If there is a scale of nature, it is an increase in the causal powers, the construction of causal order and regularity. One respect in which the human mind constitutes a further step in this scale is because it involves a new level of capacity to transform the world beyond the organism. Humans, in my view, are the densest concentrations of causal capacities, or causal power, in our experience. The niches we have constructed for ourselves — warm and sheltered housing, landscapes dominated by edible plants and docile and tasty animals, roads and machinery for moving ourselves about, and so on — are remarkable testimony to our causal potency. But still, it may be asked, does this amount to real autonomy?

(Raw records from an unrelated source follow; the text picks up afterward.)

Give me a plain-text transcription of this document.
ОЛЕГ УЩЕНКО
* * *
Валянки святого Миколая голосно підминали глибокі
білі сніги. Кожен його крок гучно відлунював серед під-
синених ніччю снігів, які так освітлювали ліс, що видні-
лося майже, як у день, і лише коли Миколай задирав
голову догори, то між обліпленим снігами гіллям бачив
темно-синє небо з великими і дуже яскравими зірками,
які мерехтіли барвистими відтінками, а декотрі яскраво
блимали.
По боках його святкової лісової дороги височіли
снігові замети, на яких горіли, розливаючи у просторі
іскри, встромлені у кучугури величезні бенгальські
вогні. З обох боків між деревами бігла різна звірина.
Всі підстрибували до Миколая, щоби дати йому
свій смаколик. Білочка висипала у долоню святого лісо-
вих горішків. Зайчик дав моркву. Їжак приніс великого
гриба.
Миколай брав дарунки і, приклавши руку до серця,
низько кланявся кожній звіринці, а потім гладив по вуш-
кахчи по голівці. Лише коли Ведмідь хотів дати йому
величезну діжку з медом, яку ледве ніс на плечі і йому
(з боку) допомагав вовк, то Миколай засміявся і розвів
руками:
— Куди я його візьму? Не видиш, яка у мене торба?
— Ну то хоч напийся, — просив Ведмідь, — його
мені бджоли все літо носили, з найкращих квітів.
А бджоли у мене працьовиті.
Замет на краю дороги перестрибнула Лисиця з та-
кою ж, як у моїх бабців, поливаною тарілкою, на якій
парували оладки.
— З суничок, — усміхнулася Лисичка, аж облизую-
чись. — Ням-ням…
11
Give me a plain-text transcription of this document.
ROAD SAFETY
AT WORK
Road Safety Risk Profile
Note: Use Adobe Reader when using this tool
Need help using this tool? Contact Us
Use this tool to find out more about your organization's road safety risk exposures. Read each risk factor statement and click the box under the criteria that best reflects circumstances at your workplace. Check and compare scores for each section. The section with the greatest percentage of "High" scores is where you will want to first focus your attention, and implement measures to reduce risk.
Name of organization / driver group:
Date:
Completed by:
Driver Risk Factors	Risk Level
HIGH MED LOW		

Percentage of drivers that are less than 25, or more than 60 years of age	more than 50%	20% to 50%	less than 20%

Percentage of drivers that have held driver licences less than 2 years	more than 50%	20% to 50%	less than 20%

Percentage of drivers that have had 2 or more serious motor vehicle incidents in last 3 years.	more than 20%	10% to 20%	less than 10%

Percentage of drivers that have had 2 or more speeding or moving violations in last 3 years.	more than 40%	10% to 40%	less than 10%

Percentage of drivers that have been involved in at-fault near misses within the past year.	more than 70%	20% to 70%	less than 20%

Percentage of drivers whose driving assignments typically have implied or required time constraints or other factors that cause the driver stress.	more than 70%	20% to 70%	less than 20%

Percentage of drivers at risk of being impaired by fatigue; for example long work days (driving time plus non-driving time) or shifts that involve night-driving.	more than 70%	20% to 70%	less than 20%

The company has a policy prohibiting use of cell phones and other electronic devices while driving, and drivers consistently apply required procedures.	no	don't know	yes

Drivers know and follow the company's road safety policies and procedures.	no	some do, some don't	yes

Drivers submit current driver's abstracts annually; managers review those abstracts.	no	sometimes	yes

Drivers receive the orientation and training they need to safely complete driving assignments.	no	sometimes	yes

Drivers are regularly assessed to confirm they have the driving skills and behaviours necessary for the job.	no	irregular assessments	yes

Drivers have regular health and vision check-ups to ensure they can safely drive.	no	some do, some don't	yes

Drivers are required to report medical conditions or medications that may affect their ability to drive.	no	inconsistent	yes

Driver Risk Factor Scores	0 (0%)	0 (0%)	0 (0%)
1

How much autonomy do we want?
[ … ]
… Can we choose what kind of person we will be, and if so when and how? Is it better to be causally efficacious than merely content (Socrates or a satisfied pig)? … My point is only that inverting the familiar question about human freedom, might humans be an exception to the otherwise universal rule of law to the almost diametrically opposite question, might humans be an extreme exception to an otherwise largely disordered and unruly universe, opens up a quite different, and perhaps more productive, set of questions.
[ … ]
… Even if humans are such effective foci of causal capacity that actions for reasons always exclude the possibility of acting otherwise in the sense of rational determinism, my wider view of the context in which these capacities develop is radically indeterministic. So I think compatibilist indeterminism is an ideal label bringing together the three strands of my account of human freedom.
[In the original, many of the instances of “causal” quoted in the above are printed as “casual.” I have taken the liberty of correcting what I feel reasonably sure are mistakes.]